= William Alfred Browne =

British civil servant (1831–1904)

William Alfred Browne (1831 – 15 August 1904) was an Anglo-Irish civil servant who served four decades at the War Office.

He was born in Armagh, Ireland, the son of John Browne. He was educated at Corlatt House, the private school of the Rev. John Bleakeley, in Killymarly, County Monaghan. He received his university education at Queens College Galway, under Sir Thomas W. Moffett. In 1855, he was awarded a B.A. from Queens University Ireland. He won the university gold medal in logic and mental philosophy and the senior scholarship in logic, mental and moral philosophy, and political and legal science. In 1857, he earned the title of Doctor of Laws, and the Master of Arts degree in 1882. Browne was a Fellow of the Royal Geographical, Meteorological, Botanical, and Zoological Societies, and of the Society of Arts.

Browne entered the War Office in 1856 and became a senior clerk in 1878. He became a principal in the Finance Department in 1890 and retired from the War Office in 1897. He succeeded Sir Henry W. Gordon as editor of a War Office publication, The Priced Vocabulary Stores used in Her Majesty's Service, for the 1879 and 1882 editions.
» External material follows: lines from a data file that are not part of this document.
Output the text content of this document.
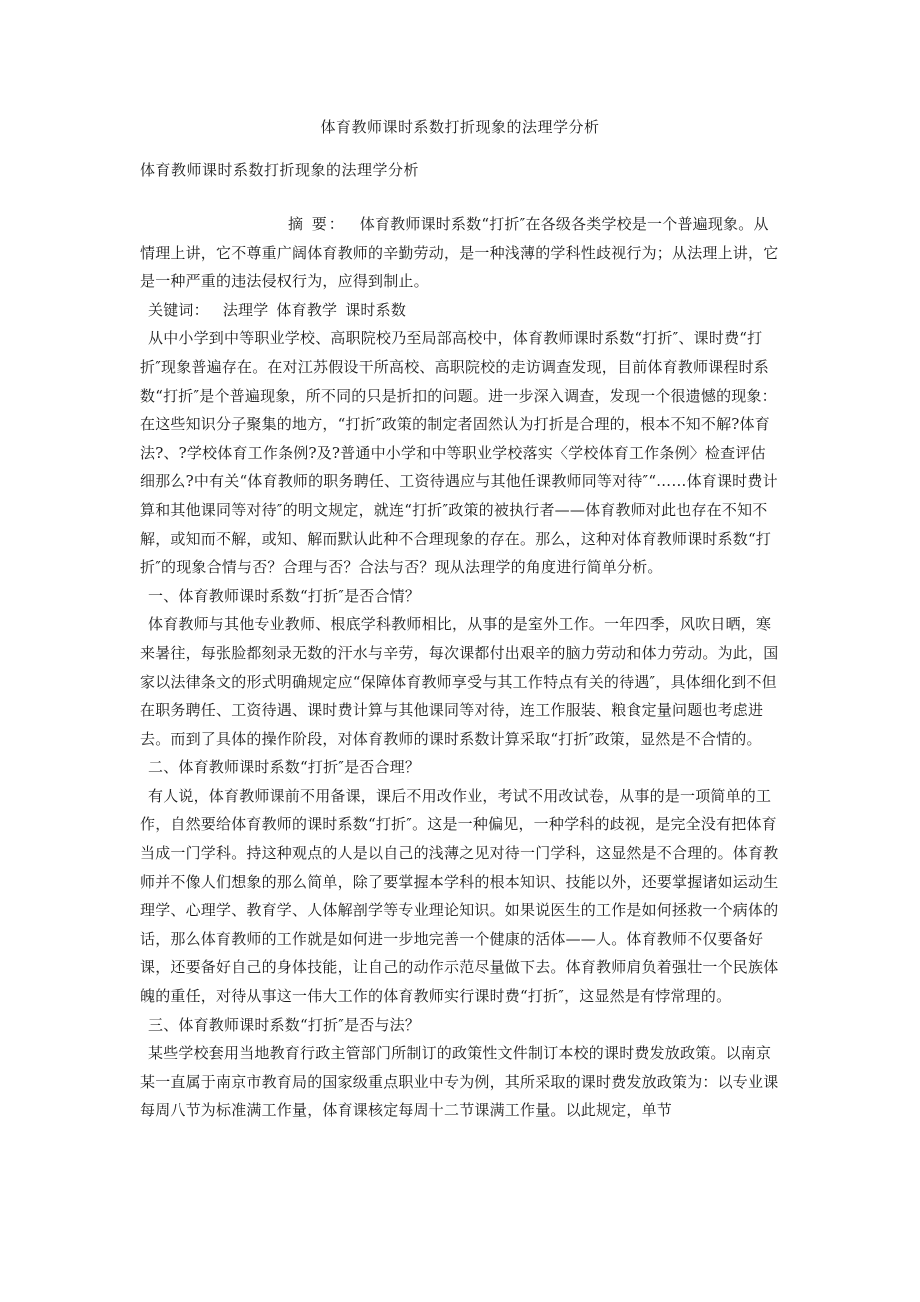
体育教师课时系数打折现象的法理学分析
体育教师课时系数打折现象的法理学分析

摘 要： 体育教师课时系数“打折″在各级各类学校是一个普遍现象。从情理上讲，它不尊重广阔体育教师的辛勤劳动，是一种浅薄的学科性歧视行为；从法理上讲，它是一种严重的违法侵权行为，应得到制止。

关键词： 法理学 体育教学 课时系数

从中小学到中等职业学校、高职院校乃至局部高校中，体育教师课时系数“打折″、课时费“打折″现象普遍存在。在对江苏假设干所高校、高职院校的走访调查发现，目前体育教师课程时系数“打折″是个普遍现象，所不同的只是折扣的问题。进一步深入调查，发现一个很遗憾的现象：在这些知识分子聚集的地方，“打折″政策的制定者固然认为打折是合理的，根本不知不解?体育法?、?学校体育工作条例?及?普通中小学和中等职业学校落实〈学校体育工作条例〉检查评估细那么?中有关“体育教师的职务聘任、工资待遇应与其他任课教师同等对待″“……体育课时费计算和其他课同等对待″的明文规定，就连“打折″政策的被执行者——体育教师对此也存在不知不解，或知而不解，或知、解而默认此种不合理现象的存在。那么，这种对体育教师课时系数“打折″的现象合情与否？合理与否？合法与否？现从法理学的角度进行简单分析。

一、体育教师课时系数“打折″是否合情？

体育教师与其他专业教师、根底学科教师相比，从事的是室外工作。一年四季，风吹日晒，寒来暑往，每张脸都刻录无数的汗水与辛劳，每次课都付出艰辛的脑力劳动和体力劳动。为此，国家以法律条文的形式明确规定应“保障体育教师享受与其工作特点有关的待遇″，具体细化到不但在职务聘任、工资待遇、课时费计算与其他课同等对待，连工作服装、粮食定量问题也考虑进去。而到了具体的操作阶段，对体育教师的课时系数计算采取“打折″政策，显然是不合情的。

二、体育教师课时系数“打折″是否合理？

有人说，体育教师课前不用备课，课后不用改作业，考试不用改试卷，从事的是一项简单的工作，自然要给体育教师的课时系数“打折″。这是一种偏见，一种学科的歧视，是完全没有把体育当成一门学科。持这种观点的人是以自己的浅薄之见对待一门学科，这显然是不合理的。体育教师并不像人们想象的那么简单，除了要掌握本学科的根本知识、技能以外，还要掌握诸如运动生理学、心理学、教育学、人体解剖学等专业理论知识。如果说医生的工作是如何拯救一个病体的话，那么体育教师的工作就是如何进一步地完善一个健康的活体——人。体育教师不仅要备好课，还要备好自己的身体技能，让自己的动作示范尽量做下去。体育教师肩负着强壮一个民族体魄的重任，对待从事这一伟大工作的体育教师实行课时费“打折″，这显然是有悖常理的。

三、体育教师课时系数“打折″是否与法？

某些学校套用当地教育行政主管部门所制订的政策性文件制订本校的课时费发放政策。以南京某一直属于南京市教育局的国家级重点职业中专为例，其所采取的课时费发放政策为：以专业课每周八节为标准满工作量，体育课核定每周十二节课满工作量。以此规定，单节
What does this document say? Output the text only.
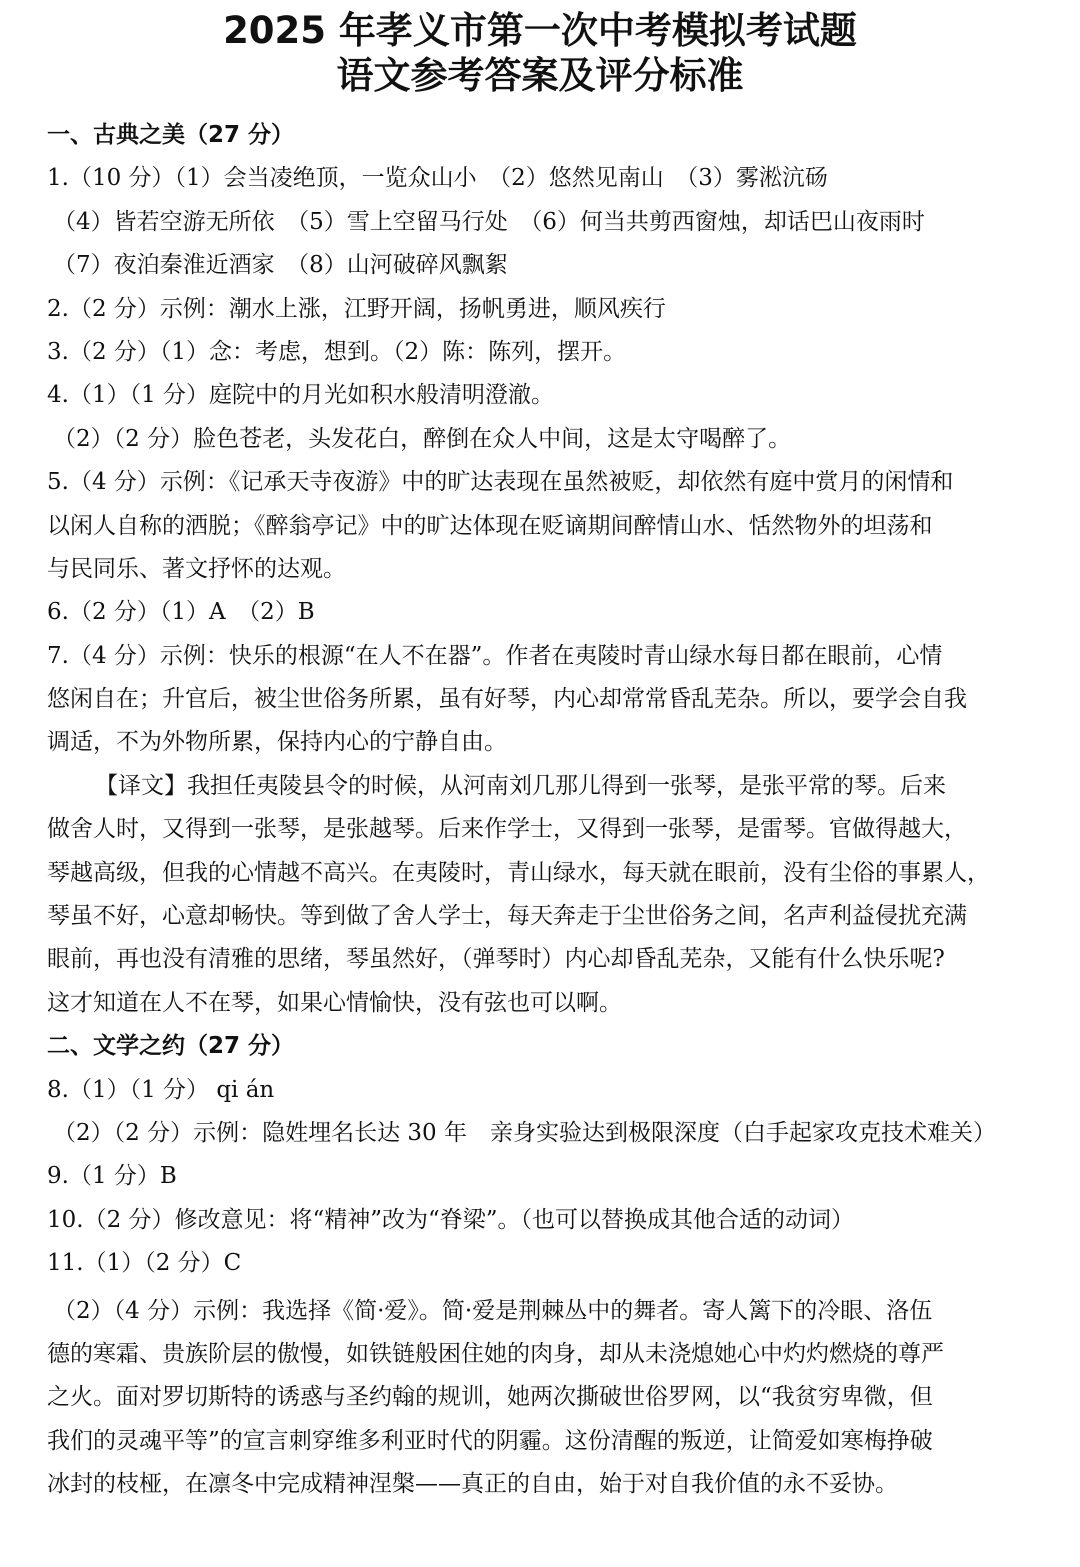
2025 年孝义市第一次中考模拟考试题
语文参考答案及评分标准
一、古典之美（27 分）
1.（10 分）（1）会当凌绝顶，一览众山小　（2）悠然见南山　（3）雾淞沆砀
（4）皆若空游无所依　（5）雪上空留马行处　（6）何当共剪西窗烛，却话巴山夜雨时
（7）夜泊秦淮近酒家　（8）山河破碎风飘絮
2.（2 分）示例：潮水上涨，江野开阔，扬帆勇进，顺风疾行
3.（2 分）（1）念：考虑，想到。（2）陈：陈列，摆开。
4.（1）（1 分）庭院中的月光如积水般清明澄澈。
（2）（2 分）脸色苍老，头发花白，醉倒在众人中间，这是太守喝醉了。
5.（4 分）示例：《记承天寺夜游》中的旷达表现在虽然被贬，却依然有庭中赏月的闲情和
以闲人自称的洒脱；《醉翁亭记》中的旷达体现在贬谪期间醉情山水、恬然物外的坦荡和
与民同乐、著文抒怀的达观。
6.（2 分）（1）A　（2）B
7.（4 分）示例：快乐的根源“在人不在器”。作者在夷陵时青山绿水每日都在眼前，心情
悠闲自在；升官后，被尘世俗务所累，虽有好琴，内心却常常昏乱芜杂。所以，要学会自我
调适，不为外物所累，保持内心的宁静自由。
【译文】我担任夷陵县令的时候，从河南刘几那儿得到一张琴，是张平常的琴。后来
做舍人时，又得到一张琴，是张越琴。后来作学士，又得到一张琴，是雷琴。官做得越大，
琴越高级，但我的心情越不高兴。在夷陵时，青山绿水，每天就在眼前，没有尘俗的事累人，
琴虽不好，心意却畅快。等到做了舍人学士，每天奔走于尘世俗务之间，名声利益侵扰充满
眼前，再也没有清雅的思绪，琴虽然好，（弹琴时）内心却昏乱芜杂，又能有什么快乐呢?
这才知道在人不在琴，如果心情愉快，没有弦也可以啊。
二、文学之约（27 分）
8.（1）（1 分） qi án
（2）（2 分）示例：隐姓埋名长达 30 年　亲身实验达到极限深度（白手起家攻克技术难关）
9.（1 分）B
10.（2 分）修改意见：将“精神”改为“脊梁”。（也可以替换成其他合适的动词）
11.（1）（2 分）C
（2）（4 分）示例：我选择《简·爱》。简·爱是荆棘丛中的舞者。寄人篱下的冷眼、洛伍
德的寒霜、贵族阶层的傲慢，如铁链般困住她的肉身，却从未浇熄她心中灼灼燃烧的尊严
之火。面对罗切斯特的诱惑与圣约翰的规训，她两次撕破世俗罗网，以“我贫穷卑微，但
我们的灵魂平等”的宣言刺穿维多利亚时代的阴霾。这份清醒的叛逆，让简爱如寒梅挣破
冰封的枝桠，在凛冬中完成精神涅槃——真正的自由，始于对自我价值的永不妥协。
He was also a contributor to The Imperial Dictionary of Universal Biography and was the author of numerous other works, including Treatise on Arithmetic and The Handbook of Money Weights and Measures of All Nations.

The Browne Scholarship at Queen's College, Galway in the French and German Languages was created in honour of his wife, Caroline Charlotte White Browne, FZS.

He died in Karlovy Vary on 15 August 1904.